W grudniu 2010 r. zaczęto wprowadzać w instytucie przedstawiony przez niego i przyjęty przez ministra zdrowia program naprawczy, mający przede wszystkim zmniejszyć zadłużenie szpitala. Te działania przynoszą już wymierne efekty. W latach 2005-2010 zadłużenie wynosiło rocznie 5-10 mln zł. W 2011 r. – 4 mln zł (w tym koszty obsługi zadłużenia – ponad 3 mln zł). W bieżącym roku, po ośmiu miesiącach, strata sięgnęła 1,5 mln zł (NFZ nie zapłacił ponad 3 mln zł za nadwykonania). Jak widać, sytuacja zdecydowanie się poprawia, a pracownicy są zmotywowani do lepszej pracy.
W 2012 r. Instytut Reumatologii zajął pierwsze miejsce w swojej kategorii w rankingu placówek medycznych organizowanym przez „Medical Tribune”. Ranking opracowano na podstawie ocen lekarzy, które anonimowo wystawiali badanym szpitalom (nie mogli głosować na własną placówkę).

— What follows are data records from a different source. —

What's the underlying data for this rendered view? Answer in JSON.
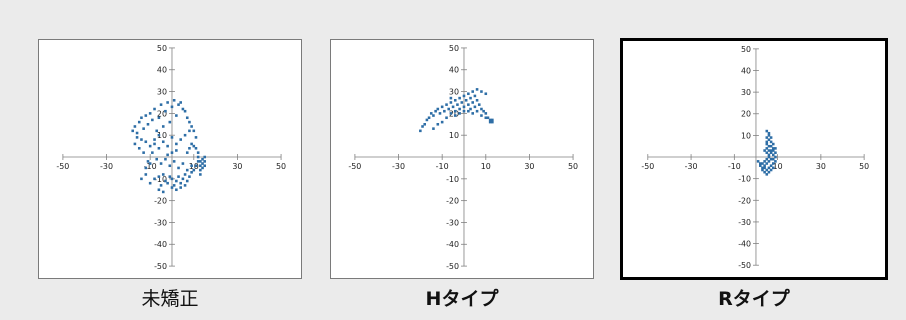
{
  "colors": {
    "marker": "#2e6ea6",
    "axis": "#7f7f7f",
    "background": "#ebebeb"
  },
  "chart_data": [
    {
      "type": "scatter",
      "caption": "未矯正",
      "xlim": [
        -50,
        50
      ],
      "ylim": [
        -50,
        50
      ],
      "xticks": [
        -50,
        -30,
        -10,
        10,
        30,
        50
      ],
      "yticks": [
        -50,
        -40,
        -30,
        -20,
        -10,
        10,
        20,
        30,
        40,
        50
      ],
      "grid": false,
      "series": [
        {
          "points": [
            [
              -18,
              12
            ],
            [
              -17,
              14
            ],
            [
              -16,
              11
            ],
            [
              -15,
              16
            ],
            [
              -14,
              18
            ],
            [
              -13,
              13
            ],
            [
              -12,
              19
            ],
            [
              -11,
              15
            ],
            [
              -10,
              20
            ],
            [
              -9,
              17
            ],
            [
              -8,
              22
            ],
            [
              -7,
              12
            ],
            [
              -6,
              18
            ],
            [
              -5,
              24
            ],
            [
              -4,
              14
            ],
            [
              -3,
              21
            ],
            [
              -2,
              25
            ],
            [
              -1,
              16
            ],
            [
              0,
              23
            ],
            [
              1,
              26
            ],
            [
              2,
              19
            ],
            [
              3,
              24
            ],
            [
              4,
              25
            ],
            [
              5,
              22
            ],
            [
              6,
              21
            ],
            [
              7,
              18
            ],
            [
              8,
              16
            ],
            [
              9,
              14
            ],
            [
              10,
              12
            ],
            [
              11,
              9
            ],
            [
              -16,
              9
            ],
            [
              -14,
              8
            ],
            [
              -12,
              7
            ],
            [
              -10,
              5
            ],
            [
              -8,
              6
            ],
            [
              -6,
              4
            ],
            [
              -4,
              7
            ],
            [
              -2,
              5
            ],
            [
              0,
              9
            ],
            [
              2,
              3
            ],
            [
              -14,
              -10
            ],
            [
              -12,
              -8
            ],
            [
              -10,
              -12
            ],
            [
              -8,
              -10
            ],
            [
              -6,
              -9
            ],
            [
              -5,
              -13
            ],
            [
              -4,
              -8
            ],
            [
              -3,
              -11
            ],
            [
              -2,
              -12
            ],
            [
              -1,
              -9
            ],
            [
              0,
              -10
            ],
            [
              1,
              -13
            ],
            [
              2,
              -11
            ],
            [
              3,
              -9
            ],
            [
              4,
              -12
            ],
            [
              5,
              -10
            ],
            [
              6,
              -8
            ],
            [
              7,
              -11
            ],
            [
              8,
              -9
            ],
            [
              9,
              -7
            ],
            [
              10,
              -6
            ],
            [
              11,
              -4
            ],
            [
              12,
              -2
            ],
            [
              12,
              0
            ],
            [
              12,
              2
            ],
            [
              11,
              4
            ],
            [
              10,
              5
            ],
            [
              9,
              6
            ],
            [
              8,
              4
            ],
            [
              7,
              2
            ],
            [
              13,
              -8
            ],
            [
              13,
              -6
            ],
            [
              13,
              -4
            ],
            [
              13,
              -2
            ],
            [
              14,
              -5
            ],
            [
              14,
              -3
            ],
            [
              14,
              -1
            ],
            [
              15,
              -4
            ],
            [
              15,
              -2
            ],
            [
              15,
              0
            ],
            [
              -9,
              2
            ],
            [
              -7,
              -1
            ],
            [
              -5,
              -3
            ],
            [
              -3,
              -1
            ],
            [
              -1,
              -4
            ],
            [
              1,
              -2
            ],
            [
              3,
              -5
            ],
            [
              5,
              -3
            ],
            [
              7,
              -6
            ],
            [
              9,
              -4
            ],
            [
              -11,
              -2
            ],
            [
              -13,
              2
            ],
            [
              -15,
              4
            ],
            [
              -17,
              6
            ],
            [
              -12,
              -5
            ],
            [
              -10,
              -3
            ],
            [
              0,
              -14
            ],
            [
              2,
              -15
            ],
            [
              4,
              -14
            ],
            [
              6,
              -13
            ],
            [
              -4,
              -16
            ],
            [
              -6,
              -15
            ],
            [
              8,
              12
            ],
            [
              6,
              10
            ],
            [
              4,
              8
            ],
            [
              2,
              6
            ],
            [
              0,
              2
            ],
            [
              -2,
              1
            ],
            [
              -6,
              10
            ],
            [
              -8,
              8
            ]
          ]
        }
      ]
    },
    {
      "type": "scatter",
      "caption": "Hタイプ",
      "xlim": [
        -50,
        50
      ],
      "ylim": [
        -50,
        50
      ],
      "xticks": [
        -50,
        -30,
        -10,
        10,
        30,
        50
      ],
      "yticks": [
        -50,
        -40,
        -30,
        -20,
        -10,
        10,
        20,
        30,
        40,
        50
      ],
      "grid": false,
      "series": [
        {
          "points": [
            [
              -20,
              12
            ],
            [
              -19,
              14
            ],
            [
              -18,
              15
            ],
            [
              -17,
              17
            ],
            [
              -16,
              18
            ],
            [
              -15,
              20
            ],
            [
              -14,
              19
            ],
            [
              -13,
              21
            ],
            [
              -12,
              22
            ],
            [
              -11,
              20
            ],
            [
              -10,
              23
            ],
            [
              -9,
              21
            ],
            [
              -8,
              24
            ],
            [
              -7,
              22
            ],
            [
              -6,
              25
            ],
            [
              -5,
              23
            ],
            [
              -4,
              21
            ],
            [
              -3,
              24
            ],
            [
              -2,
              22
            ],
            [
              -1,
              25
            ],
            [
              0,
              23
            ],
            [
              1,
              26
            ],
            [
              2,
              24
            ],
            [
              3,
              22
            ],
            [
              4,
              25
            ],
            [
              5,
              23
            ],
            [
              6,
              26
            ],
            [
              7,
              24
            ],
            [
              8,
              22
            ],
            [
              9,
              21
            ],
            [
              10,
              20
            ],
            [
              11,
              18
            ],
            [
              12,
              17
            ],
            [
              12,
              16
            ],
            [
              13,
              17
            ],
            [
              13,
              16
            ],
            [
              -6,
              20
            ],
            [
              -4,
              19
            ],
            [
              -2,
              20
            ],
            [
              0,
              21
            ],
            [
              2,
              21
            ],
            [
              4,
              20
            ],
            [
              6,
              21
            ],
            [
              8,
              19
            ],
            [
              10,
              18
            ],
            [
              -8,
              18
            ],
            [
              -10,
              16
            ],
            [
              -12,
              15
            ],
            [
              -14,
              13
            ],
            [
              -2,
              27
            ],
            [
              0,
              28
            ],
            [
              2,
              29
            ],
            [
              4,
              30
            ],
            [
              6,
              31
            ],
            [
              8,
              30
            ],
            [
              10,
              29
            ],
            [
              -4,
              26
            ],
            [
              -6,
              27
            ],
            [
              3,
              27
            ],
            [
              5,
              28
            ]
          ]
        }
      ]
    },
    {
      "type": "scatter",
      "caption": "Rタイプ",
      "xlim": [
        -50,
        50
      ],
      "ylim": [
        -50,
        50
      ],
      "xticks": [
        -50,
        -30,
        -10,
        10,
        30,
        50
      ],
      "yticks": [
        -50,
        -40,
        -30,
        -20,
        -10,
        10,
        20,
        30,
        40,
        50
      ],
      "grid": false,
      "series": [
        {
          "points": [
            [
              5,
              12
            ],
            [
              6,
              11
            ],
            [
              6,
              10
            ],
            [
              7,
              9
            ],
            [
              6,
              8
            ],
            [
              7,
              7
            ],
            [
              8,
              6
            ],
            [
              7,
              5
            ],
            [
              8,
              4
            ],
            [
              6,
              3
            ],
            [
              7,
              2
            ],
            [
              8,
              1
            ],
            [
              6,
              0
            ],
            [
              7,
              -1
            ],
            [
              5,
              -1
            ],
            [
              4,
              -2
            ],
            [
              3,
              -3
            ],
            [
              2,
              -3
            ],
            [
              1,
              -2
            ],
            [
              2,
              -4
            ],
            [
              3,
              -5
            ],
            [
              4,
              -4
            ],
            [
              5,
              -3
            ],
            [
              6,
              -2
            ],
            [
              8,
              -1
            ],
            [
              9,
              0
            ],
            [
              9,
              2
            ],
            [
              9,
              4
            ],
            [
              8,
              -3
            ],
            [
              7,
              -4
            ],
            [
              5,
              -6
            ],
            [
              6,
              -7
            ],
            [
              5,
              -8
            ],
            [
              4,
              -7
            ],
            [
              3,
              -6
            ],
            [
              6,
              5
            ],
            [
              5,
              6
            ],
            [
              5,
              9
            ],
            [
              5,
              4
            ],
            [
              4,
              3
            ],
            [
              8,
              -5
            ],
            [
              7,
              -6
            ],
            [
              6,
              -5
            ],
            [
              4,
              -5
            ],
            [
              5,
              2
            ],
            [
              7,
              3
            ],
            [
              6,
              1
            ],
            [
              8,
              3
            ],
            [
              9,
              -2
            ],
            [
              5,
              7
            ]
          ]
        }
      ]
    }
  ]
}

– Rehabilitacja, w tym rehabilitacja zawodowa, ma decydujące znaczenie dla jakości życia i perspektyw zawodowych pacjenta – powiedziała w czasie konferencji prof. dr hab. med. Krystyna Księżopolska-Orłowska, konsultant krajowy w dziedzinie rehabilitacji medycznej. – Choroby reumatyczne często ograniczają sprawność ruchową, mogą też powodować uszkodzenie i zaburzenia funkcji narządów wewnętrznych. Niestety, w większości przypadków pacjentowi późno zdiagnozowanemu, który nie rozpoczął w odpowiednim momencie terapii lekowej oraz rehabilitacji, nie uda się zachować sprawności, a co za tym idzie pracy. A to coraz częściej oznacza nie tylko ubóstwo, ale wręcz nędzę i wykluczenie społeczne. Im szybciej pacjent uświadomi sobie, że choruje na schorzenie, które da się jedynie zaleczyć, a stan zdrowia (sprawność i niezależność) w dużej mierze zależy od niego samego, tym szybciej można podjąć starania o utrzymanie jego sprawności psychofizycznej na optymalnym poziomie.